Bringing About Change

We hear more and more in the news that my so-called generation is the worst generation, the most spoiled, selfish generation. The generation that doesn’t want to work for a living. I say that is not true.

In 1968, Life Magazine published an article about the newest generation of working adults, the Baby Boomer generation. The article reads exactly like the article in Time not too long ago about Millennials, the Time article about how lazy and entitled Gen X kids were in 1990, and a million other examples.

The newest generation of twenty somethings are always self obsessed, have no respect for anyone, don’t want to work, and things were way better last generation. Too bad the last generation was also terrible in the eyes of the generation before it.

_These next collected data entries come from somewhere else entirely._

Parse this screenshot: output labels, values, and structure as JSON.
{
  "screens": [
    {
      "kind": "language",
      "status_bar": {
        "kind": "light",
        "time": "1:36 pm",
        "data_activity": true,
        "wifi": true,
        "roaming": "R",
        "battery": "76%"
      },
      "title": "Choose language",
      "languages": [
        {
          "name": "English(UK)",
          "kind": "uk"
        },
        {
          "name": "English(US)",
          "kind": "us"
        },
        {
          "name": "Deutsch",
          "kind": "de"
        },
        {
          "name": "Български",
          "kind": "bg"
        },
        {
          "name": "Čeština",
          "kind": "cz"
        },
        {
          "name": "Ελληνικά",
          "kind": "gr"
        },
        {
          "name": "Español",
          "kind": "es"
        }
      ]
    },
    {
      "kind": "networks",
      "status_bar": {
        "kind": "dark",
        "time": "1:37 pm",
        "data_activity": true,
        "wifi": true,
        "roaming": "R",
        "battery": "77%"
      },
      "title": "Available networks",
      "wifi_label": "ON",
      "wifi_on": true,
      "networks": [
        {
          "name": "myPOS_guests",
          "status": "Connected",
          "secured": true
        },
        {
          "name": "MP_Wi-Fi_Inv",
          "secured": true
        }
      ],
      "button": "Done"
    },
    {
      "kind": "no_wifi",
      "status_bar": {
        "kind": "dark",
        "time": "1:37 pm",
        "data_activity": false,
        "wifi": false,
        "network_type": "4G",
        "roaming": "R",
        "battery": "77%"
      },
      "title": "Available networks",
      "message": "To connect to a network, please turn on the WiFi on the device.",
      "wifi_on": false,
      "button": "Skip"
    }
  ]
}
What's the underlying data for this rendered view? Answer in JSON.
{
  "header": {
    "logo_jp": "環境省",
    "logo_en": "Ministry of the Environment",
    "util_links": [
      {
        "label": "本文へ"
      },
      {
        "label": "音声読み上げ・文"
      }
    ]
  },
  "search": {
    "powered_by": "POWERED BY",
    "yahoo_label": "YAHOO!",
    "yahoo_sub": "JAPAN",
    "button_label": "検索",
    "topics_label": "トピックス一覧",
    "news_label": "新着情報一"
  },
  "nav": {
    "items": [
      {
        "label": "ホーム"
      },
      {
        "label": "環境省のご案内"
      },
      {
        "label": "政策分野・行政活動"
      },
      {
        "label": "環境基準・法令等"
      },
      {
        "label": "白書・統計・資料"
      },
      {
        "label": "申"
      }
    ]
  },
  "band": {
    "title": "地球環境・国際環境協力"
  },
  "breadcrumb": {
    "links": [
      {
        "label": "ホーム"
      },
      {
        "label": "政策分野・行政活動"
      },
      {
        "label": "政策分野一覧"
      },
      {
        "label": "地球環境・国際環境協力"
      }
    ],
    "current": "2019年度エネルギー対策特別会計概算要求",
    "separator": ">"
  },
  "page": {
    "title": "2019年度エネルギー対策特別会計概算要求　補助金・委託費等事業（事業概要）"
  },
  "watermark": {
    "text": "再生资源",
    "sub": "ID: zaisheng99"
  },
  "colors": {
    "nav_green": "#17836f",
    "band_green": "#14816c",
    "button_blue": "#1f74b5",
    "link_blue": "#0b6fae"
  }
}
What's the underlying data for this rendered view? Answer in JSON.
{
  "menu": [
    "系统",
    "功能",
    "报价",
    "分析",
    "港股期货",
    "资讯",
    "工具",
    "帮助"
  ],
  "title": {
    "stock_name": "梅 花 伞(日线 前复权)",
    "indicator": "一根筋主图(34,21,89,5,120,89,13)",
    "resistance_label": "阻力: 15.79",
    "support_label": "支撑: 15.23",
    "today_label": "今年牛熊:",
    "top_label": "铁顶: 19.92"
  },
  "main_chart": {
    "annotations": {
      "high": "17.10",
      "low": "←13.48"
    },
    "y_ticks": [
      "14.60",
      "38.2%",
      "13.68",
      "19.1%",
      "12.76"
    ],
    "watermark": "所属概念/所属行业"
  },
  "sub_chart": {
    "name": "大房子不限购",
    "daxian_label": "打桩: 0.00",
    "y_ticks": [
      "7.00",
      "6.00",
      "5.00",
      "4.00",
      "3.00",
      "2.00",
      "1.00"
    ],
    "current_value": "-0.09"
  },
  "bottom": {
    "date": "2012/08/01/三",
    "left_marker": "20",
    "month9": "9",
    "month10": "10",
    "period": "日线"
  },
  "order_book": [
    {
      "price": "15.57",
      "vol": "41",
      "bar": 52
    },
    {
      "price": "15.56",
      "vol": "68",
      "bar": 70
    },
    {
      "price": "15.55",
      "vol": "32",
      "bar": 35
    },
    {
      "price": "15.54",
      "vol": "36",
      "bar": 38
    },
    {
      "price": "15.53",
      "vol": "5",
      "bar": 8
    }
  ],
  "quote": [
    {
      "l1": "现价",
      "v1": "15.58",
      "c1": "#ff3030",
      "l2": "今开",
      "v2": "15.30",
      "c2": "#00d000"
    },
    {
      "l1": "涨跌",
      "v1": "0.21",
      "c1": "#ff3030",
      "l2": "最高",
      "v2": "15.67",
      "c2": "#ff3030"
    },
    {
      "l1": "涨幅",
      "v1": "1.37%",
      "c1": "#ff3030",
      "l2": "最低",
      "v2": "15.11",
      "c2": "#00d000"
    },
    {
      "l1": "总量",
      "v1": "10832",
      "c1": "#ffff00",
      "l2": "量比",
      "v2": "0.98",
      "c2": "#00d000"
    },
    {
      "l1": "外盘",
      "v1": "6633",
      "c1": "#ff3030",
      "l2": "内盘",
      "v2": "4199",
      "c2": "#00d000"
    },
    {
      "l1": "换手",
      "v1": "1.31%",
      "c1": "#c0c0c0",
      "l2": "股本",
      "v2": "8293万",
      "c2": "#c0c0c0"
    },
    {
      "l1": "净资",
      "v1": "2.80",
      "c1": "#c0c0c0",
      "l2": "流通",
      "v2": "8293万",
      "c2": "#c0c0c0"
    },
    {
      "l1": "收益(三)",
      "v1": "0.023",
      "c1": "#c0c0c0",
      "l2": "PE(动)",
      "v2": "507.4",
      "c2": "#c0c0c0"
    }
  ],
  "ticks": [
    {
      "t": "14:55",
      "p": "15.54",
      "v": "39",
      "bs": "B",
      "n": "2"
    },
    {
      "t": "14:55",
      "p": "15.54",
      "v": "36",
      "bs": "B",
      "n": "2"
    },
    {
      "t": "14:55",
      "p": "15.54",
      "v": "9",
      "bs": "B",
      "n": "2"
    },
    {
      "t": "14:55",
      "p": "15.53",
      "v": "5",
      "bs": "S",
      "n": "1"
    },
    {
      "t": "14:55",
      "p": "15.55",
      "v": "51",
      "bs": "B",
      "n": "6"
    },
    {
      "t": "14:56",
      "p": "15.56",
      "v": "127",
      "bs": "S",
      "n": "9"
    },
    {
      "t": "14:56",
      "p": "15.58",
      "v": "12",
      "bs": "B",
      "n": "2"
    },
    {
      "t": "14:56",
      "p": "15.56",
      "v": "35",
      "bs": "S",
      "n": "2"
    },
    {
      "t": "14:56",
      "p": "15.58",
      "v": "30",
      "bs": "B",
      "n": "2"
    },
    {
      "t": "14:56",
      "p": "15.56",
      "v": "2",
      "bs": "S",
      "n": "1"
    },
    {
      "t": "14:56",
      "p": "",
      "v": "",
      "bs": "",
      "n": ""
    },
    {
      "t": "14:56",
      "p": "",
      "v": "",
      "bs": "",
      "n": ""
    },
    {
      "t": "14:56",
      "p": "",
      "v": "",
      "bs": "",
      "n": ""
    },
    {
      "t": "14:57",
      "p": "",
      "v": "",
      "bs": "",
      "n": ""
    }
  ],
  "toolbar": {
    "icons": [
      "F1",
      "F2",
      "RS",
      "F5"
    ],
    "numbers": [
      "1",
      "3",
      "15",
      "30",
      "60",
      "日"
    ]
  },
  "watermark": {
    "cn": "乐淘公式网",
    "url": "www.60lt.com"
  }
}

Millennials are not selfish and they do want to work. As we were shafted by the poor economy built for us by Clinton’s (and successors) disregard for how Freddie and Fannie were putting housing loans together, we find that as the most educated generation the US has ever seen, we can find nothing that fits our educational levels. We find city planners have left out community locations where people can gather, like previous generations had. We are the loneliest generation; higher rates of loneliness have been found in many surveys. Even as connected as we are online, we still feel left out, alone, and shafted. Unhappy.

We’re also to most aware generation. For hundreds of years, our predecessors had the mentality of feeling “blessed that you even have a job!” You should be happy that your no end job hasn’t given you a raise in three years, or cut your lunch break in half because they can. You should be happy that they give you health insurance and force you to pay for special parking.

You should be happy.

Should we? As the first generation that doesn’t ignore mental health issues, as the first generation open about eating disorders, depression, anxiety, and stress, perhaps we should be happy with whatever makes us happy, and not what society tells us should make us happy.

I took a walk at the local Botanical Gardens near my home today, I realized for the first time that we are the first generation that actually has the potential to be truly happy. As I watched the bees buzz around, I realized that we keep tabs on emotional as well as physical health better than any generation before. We have a social connectedness that has never existed in the world, as I posted pictures of flowers on social media. We have the potential to build the happiest generation.

And it started with me.

After five years at a job where there was nowhere to go, where I hadn’t received a raise since May of 2013, I finally called my boss to tell him I quit. The stress was too much and I could no longer handle it. I had half of a writing career and maybe $1000 in a savings account; the plan had been to leave after I paid off some debts and saved some more so I could start writing full time.

But when my skin started breaking out, when I started gaining stress weight, and having tremendous health problems from the stress of a succession of terrible management decisions and financial disappointments, I knew I wouldn’t make it that long. Only a year ago, at the age of 54, my mother had a heart attack. After a week in the hospital, she is healthier now than she was before, but still. I could see myself in her place. Now that I’m in my 30s, I believe my health really needs to come first.

I gave up my job at a high-stress position to write for myself. This job has it’s own set of problems, but nothing like what I was experiencing at work. I make less, but I’m also spending less. Between tolls, parking, gasoline, purchasing work-appropriate clothing and footwear, expensive food prices if I forgot my lunch, wear and tear on my car, and bills for stress related illness doctor visits, I had spent nearly $20,000 getting to and from work every day in the last five years. I spent an average of about $350 a month, especially when gas prices were high and the distance from work to home was greater.

So I walked around the Botanical Gardens in the middle of the day on a Thursday. I traded in my gym membership for one to the gardens. I traded in the workout that felt like work for something that made me happy. I traded in my job for a different life. I traded in my job security for my health.

Millennials are not selfish, we’re not unwilling to work and we are not lazy. But we’re not going to deal with your crap either. If a job doesn’t fit our lives, we’ll leave. That’s not lazy or entitled, that’s thinking forward. We have the potential to become the happiest, most connected, best working-life balancing generation ever. How is that such a bad thing?